As I stated in a previous post about plot versus characters, the plot of a story should mirror the main character’s internal growth. For instance, if your main character has a crippling fear of confronting his overbearing parents, the plot should culminate in him being forced to confront his parents in a gut-wrenching explosion of cathartic emotion. On the contrary, real people’s lives are often impacted significantly by random events that may or may not result in them growing as people. We’re fickle like that, but your characters can’t be because nobody wants to read about a guy having random things happen to him…those stories do exist, but they suck so don’t write one.

  • Have other characters around them who are foils of them.

I also touched on this in a previous blog post—characters in a story exist in a “character web” where they interact with each other in meaningful ways that directly affect the hero’s trajectory. In real life, every individual is the hero of their own story, separate from everyone else, and have their own concepts of right and wrong, good and evil, love and hate, etc., that are based on their own unique life experiences. In fiction, stories have themes that commit to one worldview that are supported by all the characters’ actions in concert. The characters are effectively one entity rallying around a central theme, usually embodied by the main character’s story arc.

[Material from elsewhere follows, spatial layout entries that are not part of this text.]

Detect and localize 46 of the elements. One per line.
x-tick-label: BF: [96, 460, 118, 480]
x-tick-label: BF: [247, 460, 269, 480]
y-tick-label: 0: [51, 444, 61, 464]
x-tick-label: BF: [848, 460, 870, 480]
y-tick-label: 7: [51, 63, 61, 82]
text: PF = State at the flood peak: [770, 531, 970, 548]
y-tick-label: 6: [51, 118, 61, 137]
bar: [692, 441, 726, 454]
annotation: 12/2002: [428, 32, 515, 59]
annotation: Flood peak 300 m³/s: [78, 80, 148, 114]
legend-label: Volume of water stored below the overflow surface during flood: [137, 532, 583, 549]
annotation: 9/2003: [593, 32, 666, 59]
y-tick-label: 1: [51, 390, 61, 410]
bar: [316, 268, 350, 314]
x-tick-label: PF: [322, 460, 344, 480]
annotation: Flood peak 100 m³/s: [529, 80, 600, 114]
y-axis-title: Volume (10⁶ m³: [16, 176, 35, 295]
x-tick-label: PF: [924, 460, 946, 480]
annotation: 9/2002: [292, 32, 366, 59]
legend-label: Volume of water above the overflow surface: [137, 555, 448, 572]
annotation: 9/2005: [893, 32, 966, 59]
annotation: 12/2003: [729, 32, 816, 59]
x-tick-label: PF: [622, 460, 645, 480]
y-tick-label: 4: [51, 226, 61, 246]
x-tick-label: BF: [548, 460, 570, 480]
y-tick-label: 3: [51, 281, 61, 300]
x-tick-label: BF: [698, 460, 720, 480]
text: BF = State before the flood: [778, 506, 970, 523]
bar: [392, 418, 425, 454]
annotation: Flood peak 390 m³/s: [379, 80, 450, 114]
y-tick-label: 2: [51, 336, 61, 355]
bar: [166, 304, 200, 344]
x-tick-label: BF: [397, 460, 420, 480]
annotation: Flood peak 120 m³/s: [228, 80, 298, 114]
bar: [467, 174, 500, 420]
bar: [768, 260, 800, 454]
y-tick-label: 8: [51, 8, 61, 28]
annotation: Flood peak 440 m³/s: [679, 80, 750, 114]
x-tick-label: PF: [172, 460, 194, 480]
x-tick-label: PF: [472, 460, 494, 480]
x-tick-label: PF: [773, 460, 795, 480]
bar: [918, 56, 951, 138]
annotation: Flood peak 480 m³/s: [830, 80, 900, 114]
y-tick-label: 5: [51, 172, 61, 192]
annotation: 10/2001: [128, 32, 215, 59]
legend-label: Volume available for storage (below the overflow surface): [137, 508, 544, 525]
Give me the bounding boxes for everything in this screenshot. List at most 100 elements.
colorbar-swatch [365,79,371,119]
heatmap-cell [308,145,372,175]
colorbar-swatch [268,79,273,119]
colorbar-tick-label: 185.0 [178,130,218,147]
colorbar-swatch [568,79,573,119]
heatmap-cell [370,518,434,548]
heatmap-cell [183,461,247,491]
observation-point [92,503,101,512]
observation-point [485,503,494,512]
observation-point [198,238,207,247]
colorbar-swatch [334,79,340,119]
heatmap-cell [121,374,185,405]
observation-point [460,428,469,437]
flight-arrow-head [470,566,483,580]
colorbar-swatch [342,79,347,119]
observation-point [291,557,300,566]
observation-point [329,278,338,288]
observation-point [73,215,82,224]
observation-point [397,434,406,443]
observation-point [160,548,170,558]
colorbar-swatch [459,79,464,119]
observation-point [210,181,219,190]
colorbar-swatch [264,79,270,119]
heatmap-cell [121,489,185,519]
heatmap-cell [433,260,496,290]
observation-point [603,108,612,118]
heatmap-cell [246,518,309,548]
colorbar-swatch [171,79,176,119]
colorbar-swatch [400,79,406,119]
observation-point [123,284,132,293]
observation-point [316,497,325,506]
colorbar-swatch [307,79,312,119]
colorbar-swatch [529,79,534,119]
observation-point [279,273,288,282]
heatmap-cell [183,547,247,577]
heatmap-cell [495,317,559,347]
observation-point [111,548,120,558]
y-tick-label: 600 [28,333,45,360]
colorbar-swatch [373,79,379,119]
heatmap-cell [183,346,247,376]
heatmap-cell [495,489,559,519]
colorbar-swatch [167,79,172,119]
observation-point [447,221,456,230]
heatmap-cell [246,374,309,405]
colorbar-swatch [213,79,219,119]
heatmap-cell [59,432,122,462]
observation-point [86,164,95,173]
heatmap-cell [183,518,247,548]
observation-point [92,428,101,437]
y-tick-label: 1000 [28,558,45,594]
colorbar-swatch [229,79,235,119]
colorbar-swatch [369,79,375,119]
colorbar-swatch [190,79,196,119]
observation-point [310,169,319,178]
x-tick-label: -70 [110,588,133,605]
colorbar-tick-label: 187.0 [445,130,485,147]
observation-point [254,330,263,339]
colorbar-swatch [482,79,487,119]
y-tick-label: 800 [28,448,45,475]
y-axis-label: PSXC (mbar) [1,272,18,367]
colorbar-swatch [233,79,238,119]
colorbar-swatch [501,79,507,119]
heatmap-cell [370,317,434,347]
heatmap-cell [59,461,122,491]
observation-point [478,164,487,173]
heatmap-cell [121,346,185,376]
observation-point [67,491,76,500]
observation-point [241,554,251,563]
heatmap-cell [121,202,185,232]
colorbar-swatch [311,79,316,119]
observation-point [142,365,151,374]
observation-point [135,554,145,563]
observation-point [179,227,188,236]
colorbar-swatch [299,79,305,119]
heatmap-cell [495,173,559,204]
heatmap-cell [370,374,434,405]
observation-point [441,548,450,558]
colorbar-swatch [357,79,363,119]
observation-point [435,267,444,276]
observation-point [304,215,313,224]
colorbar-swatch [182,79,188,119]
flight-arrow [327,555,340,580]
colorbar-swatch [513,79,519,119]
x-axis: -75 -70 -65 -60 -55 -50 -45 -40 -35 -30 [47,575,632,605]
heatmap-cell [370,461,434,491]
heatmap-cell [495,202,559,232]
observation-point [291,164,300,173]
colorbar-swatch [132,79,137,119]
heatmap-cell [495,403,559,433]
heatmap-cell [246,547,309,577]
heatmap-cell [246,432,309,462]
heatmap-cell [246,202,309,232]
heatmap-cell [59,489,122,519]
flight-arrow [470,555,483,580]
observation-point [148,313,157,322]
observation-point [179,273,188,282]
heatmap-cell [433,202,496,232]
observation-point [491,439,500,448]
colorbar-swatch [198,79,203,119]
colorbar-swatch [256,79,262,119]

  • Are almost always active, and always have driving needs and desires.

Real people often drift through life with no driving goals or desires other than getting through the day. Or they really want something…and then get hit by a car, or get cancer, or change their minds, etc. Real people are fickle and their desires fleeting, helpless to the randomness of the universe. Characters, on the other hand, want something with every fiber of their being…Well some don’t, but just like the guy stumbling from one random event to the next, those characters suck to read about. Hell, even The Dude from The Big Lebowski—the ultimate slacker—spends the entire movie trying to get his precious rug back!

Never forget the characters you create in your mind are not real people! You can base a character off a real person, but I’d caution against hewing too close to reality because you’ll run into the problems with real people I mentioned above, and you open yourself up to possible liability—unless you take care to note the character in question has a small penis. No one will come forward claiming to be that character.